I'm late to this--some 40 years late--but John Berger's Art and Revolution: Ernst Neizvestny And the Role of the Artist in the U.S.S.R (1969) is a must-read for anyone seriously exploring Russian nonconformist Art of the post-Stalin or so-called Thaw period. I can't recommend it enough. The publisher’s (Vintage) own description for the book’s 1998 reissue on Amazon puts it about right:
In this prescient and beautifully written book, John Berger examines the life and work of Ernst Neizvestny, a Russian sculptor whose exclusion from the ranks of officially approved Soviet artists left him laboring in enforced obscurity to realize his monumental and very public vision of art. But Berger's impassioned account goes well beyond the specific dilemma of the pre-glasnost Russian artist to illuminate the very meaning of revolutionary art. In his struggle against official orthodoxy--which involved a face-to-face confrontation with Khrushchev himself--Neizvestny was fighting not for a merely personal or aesthetic vision, but for a recognition of the true social role of art. His sculptures earn a place in the world by reflecting the courage of a whole people, by commemorating, in an age of mass suffering, the resistance and endurance of millions.
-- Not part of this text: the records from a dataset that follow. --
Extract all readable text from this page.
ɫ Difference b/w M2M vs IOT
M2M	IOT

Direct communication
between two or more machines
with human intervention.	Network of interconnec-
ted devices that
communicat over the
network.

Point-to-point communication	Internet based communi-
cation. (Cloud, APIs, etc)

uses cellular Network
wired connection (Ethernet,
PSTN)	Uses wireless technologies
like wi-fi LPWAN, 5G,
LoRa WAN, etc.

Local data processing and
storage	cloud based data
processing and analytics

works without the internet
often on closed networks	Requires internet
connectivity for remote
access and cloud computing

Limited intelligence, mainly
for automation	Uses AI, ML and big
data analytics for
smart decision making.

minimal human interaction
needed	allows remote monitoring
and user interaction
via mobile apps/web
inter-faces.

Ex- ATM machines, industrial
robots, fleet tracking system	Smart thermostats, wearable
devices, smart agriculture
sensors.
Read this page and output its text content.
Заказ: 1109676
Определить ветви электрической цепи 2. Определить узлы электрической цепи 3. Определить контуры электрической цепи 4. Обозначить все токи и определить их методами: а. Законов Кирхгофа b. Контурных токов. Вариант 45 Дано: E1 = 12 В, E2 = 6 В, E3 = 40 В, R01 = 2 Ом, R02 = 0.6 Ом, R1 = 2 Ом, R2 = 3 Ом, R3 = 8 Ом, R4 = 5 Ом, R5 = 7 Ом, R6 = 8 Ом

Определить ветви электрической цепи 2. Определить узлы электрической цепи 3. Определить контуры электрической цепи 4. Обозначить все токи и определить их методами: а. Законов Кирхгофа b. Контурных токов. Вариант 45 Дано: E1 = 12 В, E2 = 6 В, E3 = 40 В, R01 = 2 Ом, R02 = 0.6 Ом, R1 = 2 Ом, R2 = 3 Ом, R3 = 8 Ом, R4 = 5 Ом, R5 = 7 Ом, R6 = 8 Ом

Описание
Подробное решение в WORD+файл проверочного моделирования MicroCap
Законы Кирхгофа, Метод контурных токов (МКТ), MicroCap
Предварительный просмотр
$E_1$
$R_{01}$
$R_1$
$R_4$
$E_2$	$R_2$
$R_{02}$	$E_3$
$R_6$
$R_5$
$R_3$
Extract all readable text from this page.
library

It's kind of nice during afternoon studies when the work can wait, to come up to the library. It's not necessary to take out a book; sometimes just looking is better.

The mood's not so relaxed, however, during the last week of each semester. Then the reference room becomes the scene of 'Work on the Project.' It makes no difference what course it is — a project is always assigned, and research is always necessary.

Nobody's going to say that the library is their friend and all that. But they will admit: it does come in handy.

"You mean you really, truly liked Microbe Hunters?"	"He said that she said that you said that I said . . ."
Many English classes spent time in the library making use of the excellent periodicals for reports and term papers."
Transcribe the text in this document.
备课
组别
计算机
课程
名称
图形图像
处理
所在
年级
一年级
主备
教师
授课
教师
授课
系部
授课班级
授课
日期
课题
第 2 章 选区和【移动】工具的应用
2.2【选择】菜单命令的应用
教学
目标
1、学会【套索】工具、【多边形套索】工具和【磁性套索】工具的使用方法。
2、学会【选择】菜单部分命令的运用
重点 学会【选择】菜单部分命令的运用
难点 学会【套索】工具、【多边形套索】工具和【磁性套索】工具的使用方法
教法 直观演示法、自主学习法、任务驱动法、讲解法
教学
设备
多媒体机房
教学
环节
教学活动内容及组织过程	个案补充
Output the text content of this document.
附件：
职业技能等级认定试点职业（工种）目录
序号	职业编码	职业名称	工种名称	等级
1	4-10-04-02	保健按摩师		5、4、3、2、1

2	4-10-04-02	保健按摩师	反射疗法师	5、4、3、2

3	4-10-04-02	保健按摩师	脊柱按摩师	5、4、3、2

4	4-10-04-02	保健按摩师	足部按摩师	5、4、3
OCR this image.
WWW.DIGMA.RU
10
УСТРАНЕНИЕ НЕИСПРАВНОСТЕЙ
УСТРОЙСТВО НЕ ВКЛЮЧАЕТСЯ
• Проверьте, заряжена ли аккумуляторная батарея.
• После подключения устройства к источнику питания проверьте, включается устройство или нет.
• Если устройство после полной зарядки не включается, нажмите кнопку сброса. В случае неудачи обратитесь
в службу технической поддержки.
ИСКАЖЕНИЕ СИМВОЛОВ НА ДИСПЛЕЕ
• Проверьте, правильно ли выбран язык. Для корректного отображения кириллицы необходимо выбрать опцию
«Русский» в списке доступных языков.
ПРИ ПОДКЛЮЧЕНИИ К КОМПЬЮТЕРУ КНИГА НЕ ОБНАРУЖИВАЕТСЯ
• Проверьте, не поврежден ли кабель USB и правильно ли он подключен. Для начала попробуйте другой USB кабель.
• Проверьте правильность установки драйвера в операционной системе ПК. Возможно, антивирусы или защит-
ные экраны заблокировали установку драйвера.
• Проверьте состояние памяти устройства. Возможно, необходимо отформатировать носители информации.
That said, this is a case that proves the adage “Don’t judge a book by its cover.” If the reader was drawn to Art and Revolution based solely upon the pairing of the book's title and cover--I was not--he might be sorely disappointed. Now, I read it on my smartphone, so the "cover" of my edition was really nothing more than an icon. Nevertheless, the tiny image managed to give me pause: Two shadowy figures in trenchcoats leaning in as though one is disclosing a secret in the ear of other. The image is purposefully murky, nearly obscured, but the figures appear to be standing on a train platform in Paris (a portion of sign in the background reads "Quai." Another, below it says "Evian"). There is a whiff of political intrigue and no small suggestion of cloak and dagger espionage. The scene screams "Cold War" or probably more accurately, sometime earlier, during the French Resistance or even in the years just before the German occupation. It really could be the cover of a spy novel by Alan Furst, which are almost always set in those early years of Hitler's rise, in the late 1930s. At the very least, one expects spies. The original 1969 cover design is more true to the spirit of the book: a bold 1960s-style abstract rendering of an example of Neizvestny’s monumental work.